An der Ecke Odengatan blieb Vanessa stehen, schaltete ihre E-Zigarette ein, nahm einen Zug und studierte gedankenverloren den weißen Rauch, der sich in dem dunklen Frühlingshimmel verlor. Sie spazierte Richtung Sveavägen. Die Straßencafés hatten geöffnet, die Leute tranken Bier, sie hatten sich Decken um die Schultern gelegt und beugten sich über wacklige Tische.

Vanessas Leben befand sich gerade in einer Umbruchphase. Im Dezember erreichte Natasja, die sechszehnjährige Syrerin, die bei Vanessa gewohnt hatte, ein Anruf von ihrem Vater. Er hatte den Krieg überlebt, als Invalider zwar, aber er lebte. An Heiligabend hatte Vanessa Natasja zum Abschied vor dem Haus hinterhergewunken, die Rücklichter des Taxis waren in dem dichten Schneetreiben die Surbrunnsgatan hinauf verschwunden. Kurz hatten die Bremslichter aufgeleuchtet, und Vanessa hatte eine Sekunde lang gehofft, dass Natasja aus dem Auto springen, sich ihre Reisetasche schnappen und zu ihr zurücklaufen würde, weil alles nur ein Missverständnis gewesen war. Vier Monate waren seitdem vergangen, und trotzdem fühlte sich die Einsamkeit wie eine durchgerostete Fahrradkette an, die jeden Tag gegen ihre Rippen schlug.

Auf dem Sveavägen fuhren die Oldtimer auf und ab, während die Haudegen in ihren Westen und karierten Hemden zu Eddie Meduza und Bruce Springsteen mitgrölten. Benzindämpfe, Südstaatenflaggen. Ein Mann drückte seine anämischen Hinterbacken gegen die Heckscheibe eines weißen Chevrolets. Vanessa wollte eigentlich rechtsherum gehen, auf dem Heimweg durch den Vanadisparken – aber ein Baugerüst spannte sich über den Bürgersteig. Sie verabscheute es, darunter hindurchzugehen, diese Gerüste sahen immer so aus, als würden sie jeden Moment einstürzen. Stattdessen querte sie die Odengatan und hielt sich parallel zur Bushaltestelle.

Als sie an der Bar Storstad vorbeikam, entdeckte sie ein Gesicht, das sie kannte – es gehörte dem Theaterregisseur Svante Lidén. Sie waren zwölf Jahre verheiratet gewesen, ehe sie dahintergekommen war, dass er eine junge Schauspielerin geschwängert hatte. Ohne eine Miene zu verziehen, ging Vanessa einfach weiter. Nach wenigen Schritten hörte sie, wie ihr Name gerufen wurde.

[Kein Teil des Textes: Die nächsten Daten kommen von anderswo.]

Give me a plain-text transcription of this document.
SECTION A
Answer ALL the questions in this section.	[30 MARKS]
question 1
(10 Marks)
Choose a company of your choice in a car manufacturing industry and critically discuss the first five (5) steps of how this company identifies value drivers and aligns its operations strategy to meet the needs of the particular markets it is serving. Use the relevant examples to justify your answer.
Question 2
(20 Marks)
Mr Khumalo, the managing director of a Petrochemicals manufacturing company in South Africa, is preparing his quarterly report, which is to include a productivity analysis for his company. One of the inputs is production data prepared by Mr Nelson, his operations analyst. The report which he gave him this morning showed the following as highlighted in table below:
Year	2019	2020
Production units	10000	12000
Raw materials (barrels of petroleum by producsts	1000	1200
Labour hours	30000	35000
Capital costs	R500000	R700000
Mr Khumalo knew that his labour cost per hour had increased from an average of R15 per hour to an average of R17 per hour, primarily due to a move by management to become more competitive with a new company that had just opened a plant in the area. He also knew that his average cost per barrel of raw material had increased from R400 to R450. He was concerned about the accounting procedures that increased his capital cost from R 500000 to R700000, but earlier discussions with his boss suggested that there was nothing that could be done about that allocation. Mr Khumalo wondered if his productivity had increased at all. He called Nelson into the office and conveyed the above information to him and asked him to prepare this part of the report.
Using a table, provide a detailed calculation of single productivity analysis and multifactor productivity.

»Du kannst wenigstens grüßen.«

»Hej.«

Sie machte auf dem Absatz kehrt, aber Svante eilte auf sie zu und legte ihr leicht eine Hand auf die Schulter.

»Kannst du nicht kurz mit reinkommen?«

Er sah sie eindringlich an. Die Alternative wäre, nach Hause zu gehen, sich aufs Sofa zu fläzen und Animal Planet anzuschauen.

»Okay.«

Svante hielt ihr die Tür auf und fragte, was sie trinken wolle. Vanessa bat um einen Gin Tonic und ließ sich am Fenster nieder. Sie warf einen Blick auf den Platz zwischen Bartresen und Tischen, wo sich die Gäste gegenseitig anbaggerten.

Wir Menschen sind doch nur Säugetiere in bunten Klamotten, dachte sie. In hundert Jahren sind alle an diesem Ort tot. Weiße Knochenreste und Staub, begraben six feet under. Keiner wird wissen, dass wir diese Stunden miteinander geteilt haben. Diese Erkenntnis betrübte sie.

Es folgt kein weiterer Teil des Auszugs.